If you’ve hired personnel through recruiters, you’re familiar with the hefty price tag (20 percent of base pay, maybe more). And that might be fine if it led to long-term employees, but in the tech sector changing jobs frequently is almost a badge of honor.

The apprenticeship model is completely different: Candidates are paid a reduced salary while they learn on the job. And they’re trained not only on the IT skills and certifications the work requires, but on the soft skills that make them great employees. Not only do the numbers make more sense, the apprenticeship model leads to…

Engagement and Loyalty

As noted above, keeping your tech roles filled can feel like an unending game of musical chairs as candidates jump to the next opportunity that offers a few more dollars, and the next, and the next.

Our employers enjoy a 95% long-term retention rate after program completion. Why? Apprentices are reared in their specific company culture and are grateful to – and loyal to – the organizations that nurture their careers and give them the early opportunity to learn and grow.

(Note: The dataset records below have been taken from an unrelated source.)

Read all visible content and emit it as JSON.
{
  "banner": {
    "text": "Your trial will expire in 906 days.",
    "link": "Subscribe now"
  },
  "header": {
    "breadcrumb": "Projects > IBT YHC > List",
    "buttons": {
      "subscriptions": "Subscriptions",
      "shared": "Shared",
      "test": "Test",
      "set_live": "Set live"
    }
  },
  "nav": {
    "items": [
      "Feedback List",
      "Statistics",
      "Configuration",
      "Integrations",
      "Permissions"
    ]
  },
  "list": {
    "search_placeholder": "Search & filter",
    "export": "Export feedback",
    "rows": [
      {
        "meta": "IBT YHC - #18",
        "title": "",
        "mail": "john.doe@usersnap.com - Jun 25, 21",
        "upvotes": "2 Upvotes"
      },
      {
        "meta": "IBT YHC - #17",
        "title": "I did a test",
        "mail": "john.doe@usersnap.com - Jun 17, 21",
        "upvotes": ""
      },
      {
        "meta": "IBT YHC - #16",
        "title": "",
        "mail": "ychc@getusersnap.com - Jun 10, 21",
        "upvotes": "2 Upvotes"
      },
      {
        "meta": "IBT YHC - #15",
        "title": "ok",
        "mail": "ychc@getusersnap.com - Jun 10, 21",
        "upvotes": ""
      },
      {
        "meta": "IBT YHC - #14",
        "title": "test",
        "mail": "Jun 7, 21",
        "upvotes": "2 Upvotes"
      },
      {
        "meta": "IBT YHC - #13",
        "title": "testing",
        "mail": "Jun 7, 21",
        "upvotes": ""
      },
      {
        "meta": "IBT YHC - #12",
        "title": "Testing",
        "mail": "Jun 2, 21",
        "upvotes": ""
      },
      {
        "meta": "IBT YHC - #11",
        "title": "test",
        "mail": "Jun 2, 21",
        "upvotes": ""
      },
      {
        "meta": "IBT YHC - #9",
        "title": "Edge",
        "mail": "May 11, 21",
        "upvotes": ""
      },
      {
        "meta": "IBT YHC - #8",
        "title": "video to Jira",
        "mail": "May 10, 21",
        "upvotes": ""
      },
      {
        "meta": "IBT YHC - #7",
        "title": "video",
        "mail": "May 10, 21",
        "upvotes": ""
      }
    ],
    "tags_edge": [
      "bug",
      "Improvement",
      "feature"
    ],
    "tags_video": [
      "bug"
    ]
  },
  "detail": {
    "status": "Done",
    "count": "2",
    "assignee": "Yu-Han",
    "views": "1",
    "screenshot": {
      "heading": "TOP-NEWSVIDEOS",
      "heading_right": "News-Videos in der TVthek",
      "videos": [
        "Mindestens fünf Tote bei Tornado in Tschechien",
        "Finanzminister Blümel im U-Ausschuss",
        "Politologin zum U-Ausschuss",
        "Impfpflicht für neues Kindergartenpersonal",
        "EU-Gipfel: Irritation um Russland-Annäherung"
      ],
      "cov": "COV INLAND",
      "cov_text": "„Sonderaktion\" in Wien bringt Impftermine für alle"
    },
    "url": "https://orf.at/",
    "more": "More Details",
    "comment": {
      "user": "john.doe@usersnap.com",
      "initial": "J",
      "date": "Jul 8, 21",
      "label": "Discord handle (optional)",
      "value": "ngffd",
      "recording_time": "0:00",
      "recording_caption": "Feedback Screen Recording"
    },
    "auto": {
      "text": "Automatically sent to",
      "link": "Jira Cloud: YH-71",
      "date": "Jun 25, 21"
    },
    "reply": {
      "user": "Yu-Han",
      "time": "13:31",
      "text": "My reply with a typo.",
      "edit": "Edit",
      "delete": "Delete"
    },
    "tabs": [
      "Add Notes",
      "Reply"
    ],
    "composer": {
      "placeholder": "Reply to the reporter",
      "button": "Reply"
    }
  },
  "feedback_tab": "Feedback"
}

Alignment with Company Goals

One major pitfall with candidates from traditional recruiters is that your new hire comes with old habits, not all of them good. Getting someone who’s had significant experience elsewhere to fit into your own organizational culture can be a big challenge.

Apprentices are immediately put on a track not only to check off the technical certifications your position requires, but to do their jobs your way. Weekly check-ins with both a Franklin Success Coach and an internal manager assure that tasks are not just completed but are done to your specifications.

Adjusting to Remote Work

As if successful recruiting weren’t already enough of a challenge, last year’s sudden shift to remote work added a new degree of difficulty. Recruiting, onboarding and training are much harder when they can’t be done in person.

We’ve been very successful in doing all those things remotely since long before it was a necessity. We’ve been able to supply organizations with great candidates who become great apprentices and employees by virtual means because our model was designed to do just that.